On August 13, 2014, Massachusetts Governor Deval Patrick announced that he had spoken with Arthur T. Demoulas and that it seemed that both sides were close to reaching an agreement that would allow Demoulas to purchase a controlling share of the company. He urged Market Basket employees to "stabilize the company" by returning to work while a deal was finalized. Patrick came under fire for suggesting employees return to work, as his wife is a co-managing partner and labor attorney for Ropes & Gray, the law firm that represented Market Basket's independent board members. Patrick stated that he had not known that his wife's firm had worked for the Board of Directors and that once he became aware he filed a disclosure with the state ethics commission.
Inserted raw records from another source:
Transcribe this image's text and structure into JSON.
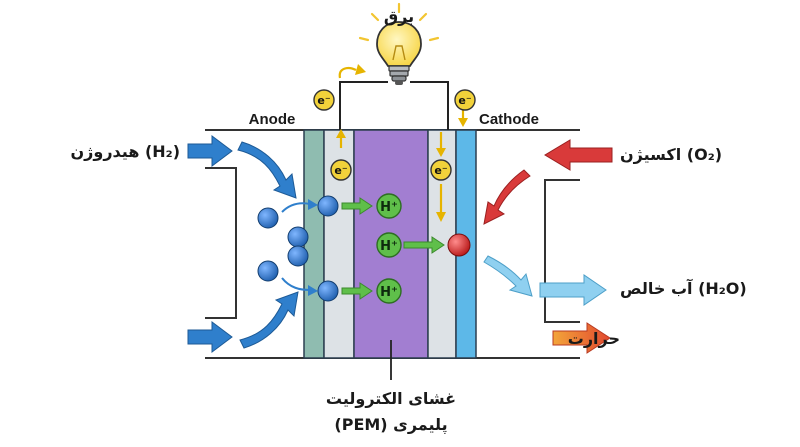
{
  "labels": {
    "bulb": "برق",
    "anode": "Anode",
    "cathode": "Cathode",
    "hydrogen": "هیدروژن (H₂)",
    "oxygen": "اکسیژن (O₂)",
    "water": "آب خالص (H₂O)",
    "heat": "حرارت",
    "membrane_line1": "غشای الکترولیت",
    "membrane_line2": "پلیمری (PEM)"
  },
  "tokens": {
    "electron": "e⁻",
    "proton": "H⁺"
  },
  "colors": {
    "membrane": "#a27ed1",
    "anode_layer": "#8fbcb0",
    "cathode_layer": "#5db8e8",
    "diffusion_layer": "#dde2e6",
    "hydrogen_arrow": "#2f7fcc",
    "oxygen_arrow": "#d93a3a",
    "water_arrow": "#8fd0f0",
    "heat_arrow": "#e8643a",
    "proton_fill": "#5fbf4a",
    "electron_fill": "#f2d23a",
    "hydrogen_atom": "#2a6fc0",
    "oxygen_atom": "#d42a2a"
  }
}
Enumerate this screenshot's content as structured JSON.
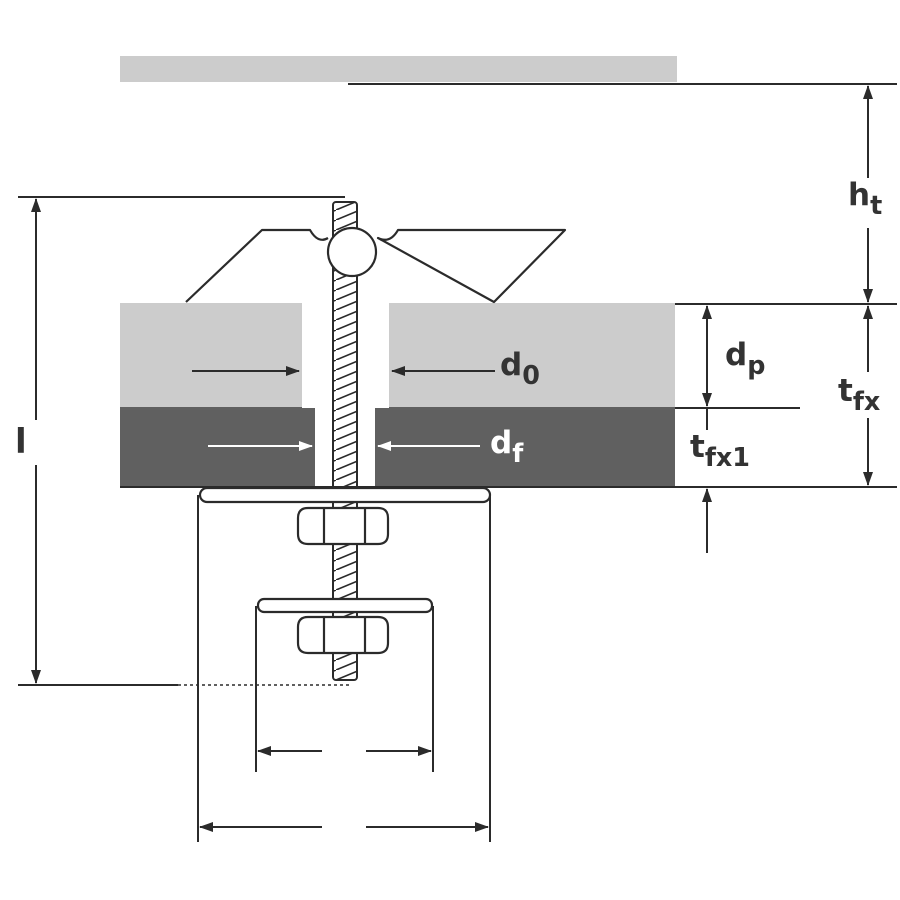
{
  "colors": {
    "ceiling_grey": "#cccccc",
    "plate_light": "#cccccc",
    "plate_dark": "#606060",
    "line": "#2b2b2b",
    "background": "#ffffff",
    "label_on_dark": "#ffffff"
  },
  "labels": {
    "h_t": {
      "main": "h",
      "sub": "t"
    },
    "d_0": {
      "main": "d",
      "sub": "0"
    },
    "d_p": {
      "main": "d",
      "sub": "p"
    },
    "t_fx": {
      "main": "t",
      "sub": "fx"
    },
    "d_f": {
      "main": "d",
      "sub": "f"
    },
    "t_fx1": {
      "main": "t",
      "sub": "fx1"
    },
    "l": "l"
  }
}
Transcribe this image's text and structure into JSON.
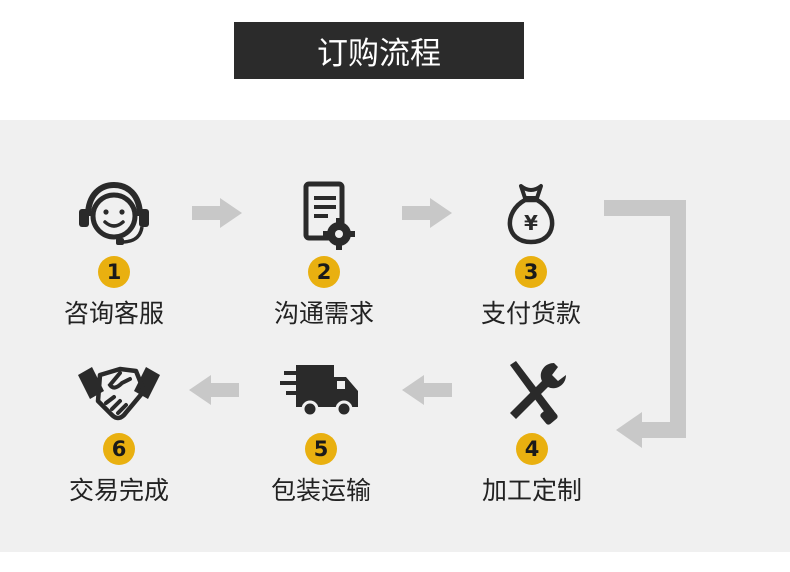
{
  "title": "订购流程",
  "colors": {
    "title_bg": "#2b2b2b",
    "panel_bg": "#f0f0f0",
    "badge": "#e9b010",
    "arrow": "#c8c8c8",
    "icon": "#2a2a2a"
  },
  "steps": [
    {
      "num": "1",
      "label": "咨询客服",
      "icon": "headset-icon"
    },
    {
      "num": "2",
      "label": "沟通需求",
      "icon": "document-gear-icon"
    },
    {
      "num": "3",
      "label": "支付货款",
      "icon": "money-bag-icon"
    },
    {
      "num": "4",
      "label": "加工定制",
      "icon": "wrench-screwdriver-icon"
    },
    {
      "num": "5",
      "label": "包装运输",
      "icon": "delivery-truck-icon"
    },
    {
      "num": "6",
      "label": "交易完成",
      "icon": "handshake-icon"
    }
  ]
}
On August 17, 2014, Patrick and New Hampshire Governor Maggie Hassan met with both sides of the feud in an attempt to broker a deal. On August 22, 2014, Arthur T. made a $1.5 billion offer for the 50.5% of shares owned by the opposing side of the family; several subsequent days of negotiations initially failed to reach an accord. The company was estimated to be in "dire" financial straits due to the months of protests. According to one estimate, the company lost $10 million a day during the protests.

===Sale to Arthur T. Demoulas===
On August 27, 2014, the shareholders of Market Basket reached a deal to sell the remaining 50.5% shares of the company to Arthur T. Demoulas for $1.5 billion. According to Fortune, Demoulas was backed by The Blackstone Group, a private equity firm that put up over $500 million towards the purchase price. However, according to the Boston Globe, a source reported there was no private equity involved. The sale was officially completed on December 12, 2014.